O pedido da Procuradoria-Geral da República (PGR) ao ministro Alexandre de Moraes para obter dados de identificação de todos os usuários de redes sociais que seguem o ex-presidente Jair Bolsonaro (PL) se afasta de um entendimento recente do Supremo Tribunal Federal (STF) sobre como órgãos públicos devem tratar dados pessoais.
Em setembro do ano passado, a Corte decidiu que o acesso a dados do tipo deve ter “propósitos legítimos, específicos e explícitos” e ser limitada a informações “indispensáveis ao atendimento do interesse público”.
No julgamento, os ministros ainda afirmaram que a obtenção dos dados deve ter compatibilidade com as finalidades buscadas, limitação ao “mínimo necessário para o atendimento da finalidade informada”, além de cumprimento integral dos requisitos, garantias e procedimentos estabelecidos na Lei Geral de Proteção de Dados, a LGPD, aprovada em 2018 para resguardar a privacidade no ambiente digital.
Essa decisão ajustava decretos do governo sobre o compartilhamento de dados pessoais entre diferentes órgãos, mas acabou servindo como baliza para tratamento dessas informações pelo setor público, especialmente porque até hoje não foi aprovada uma lei para disciplinar a coleta para investigações criminais. Em 2020, uma comissão de juristas apresentou ao Congresso um anteprojeto de lei sobre a questão, mas até hoje nada foi aprovado pelos parlamentares.
As ações julgadas pelo STF, apresentadas pela OAB e pelo PSB, apontavam risco de vigilância massiva por parte do Estado sobre cidadãos, que poderiam ficar vulneráveis a ações abusivas.
O problema do pedido da PGR, segundo analistas consultados pela reportagem, é o fato de ser genérico, não ter uma motivação clara e ainda ser desnecessário para o objetivo informado pelo órgão.
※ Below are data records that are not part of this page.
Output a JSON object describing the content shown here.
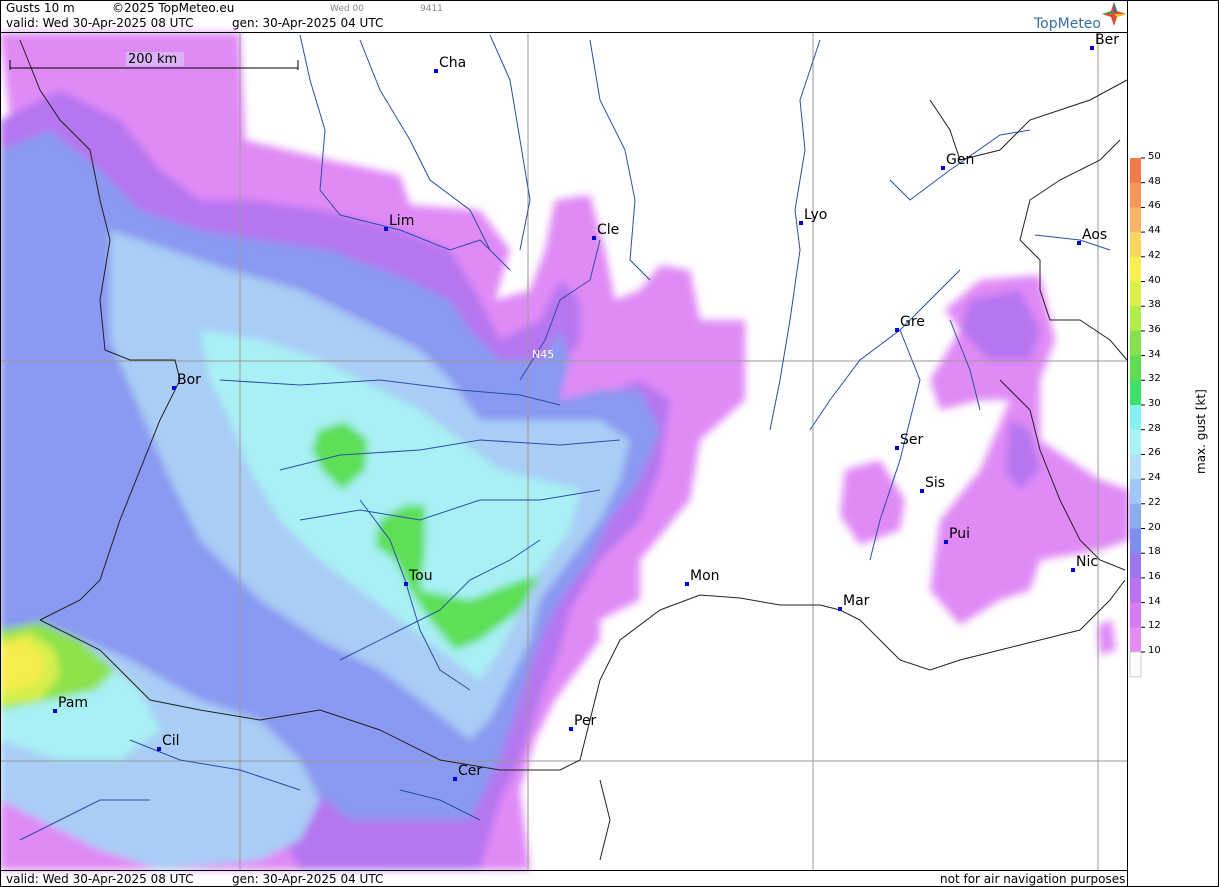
{
  "header": {
    "title": "Gusts 10 m",
    "copyright": "©2025 TopMeteo.eu",
    "run_label": "Wed 00",
    "run_code": "9411",
    "valid": "valid:  Wed  30-Apr-2025  08 UTC",
    "generated": "gen: 30-Apr-2025 04 UTC",
    "logo": "TopMeteo"
  },
  "footer": {
    "valid": "valid:  Wed  30-Apr-2025  08 UTC",
    "generated": "gen: 30-Apr-2025 04 UTC",
    "disclaimer": "not for air navigation purposes"
  },
  "scale_bar": {
    "label": "200 km"
  },
  "grid_label": "N45",
  "cities": [
    {
      "name": "Cha"
    },
    {
      "name": "Ber"
    },
    {
      "name": "Gen"
    },
    {
      "name": "Lim"
    },
    {
      "name": "Cle"
    },
    {
      "name": "Lyo"
    },
    {
      "name": "Aos"
    },
    {
      "name": "Gre"
    },
    {
      "name": "Bor"
    },
    {
      "name": "Ser"
    },
    {
      "name": "Sis"
    },
    {
      "name": "Pui"
    },
    {
      "name": "Tou"
    },
    {
      "name": "Mon"
    },
    {
      "name": "Nic"
    },
    {
      "name": "Mar"
    },
    {
      "name": "Pam"
    },
    {
      "name": "Per"
    },
    {
      "name": "Cil"
    },
    {
      "name": "Cer"
    }
  ],
  "legend": {
    "title": "max. gust  [kt]",
    "levels": [
      "50",
      "48",
      "46",
      "44",
      "42",
      "40",
      "38",
      "36",
      "34",
      "32",
      "30",
      "28",
      "26",
      "24",
      "22",
      "20",
      "18",
      "16",
      "14",
      "12",
      "10"
    ],
    "colors": [
      "#f47a4c",
      "#f7985a",
      "#f9b563",
      "#fad55d",
      "#f5ef4f",
      "#d9f04c",
      "#b0ec4a",
      "#86e24c",
      "#5fdd52",
      "#3fe06a",
      "#86f0f4",
      "#a9f3f6",
      "#b3dff8",
      "#9fc8f5",
      "#89aef2",
      "#7e8ff0",
      "#9b77ef",
      "#b973ef",
      "#d87bf3",
      "#e68af5"
    ],
    "background": "#ffffff"
  }
}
São requisitos não só inscritos na LGPD, mas também exigidos pelo STF e que ainda fazem parte da proposta elaborada por juristas no Congresso em 2020.
O pedido da PGR foi feito no âmbito da investigação, conduzida por Moraes, sobre os supostos incitadores da manifestação que invadiu e depredou as sedes dos três Poderes, em 8 de janeiro. Bolsonaro passou a ser investigado porque compartilhou, dias depois do fato, e depois apagou, um vídeo que dizia que Lula não teria sido eleito pelo povo brasileiro, mas “escolhido pelo serviço eleitoral, pelos ministros do STF e pelos ministros do Tribunal Superior Eleitoral”.
Em depoimento, Bolsonaro disse que a postagem foi “acidental” e negou que o objetivo fosse estimular novas manifestações contra a eleição de Lula.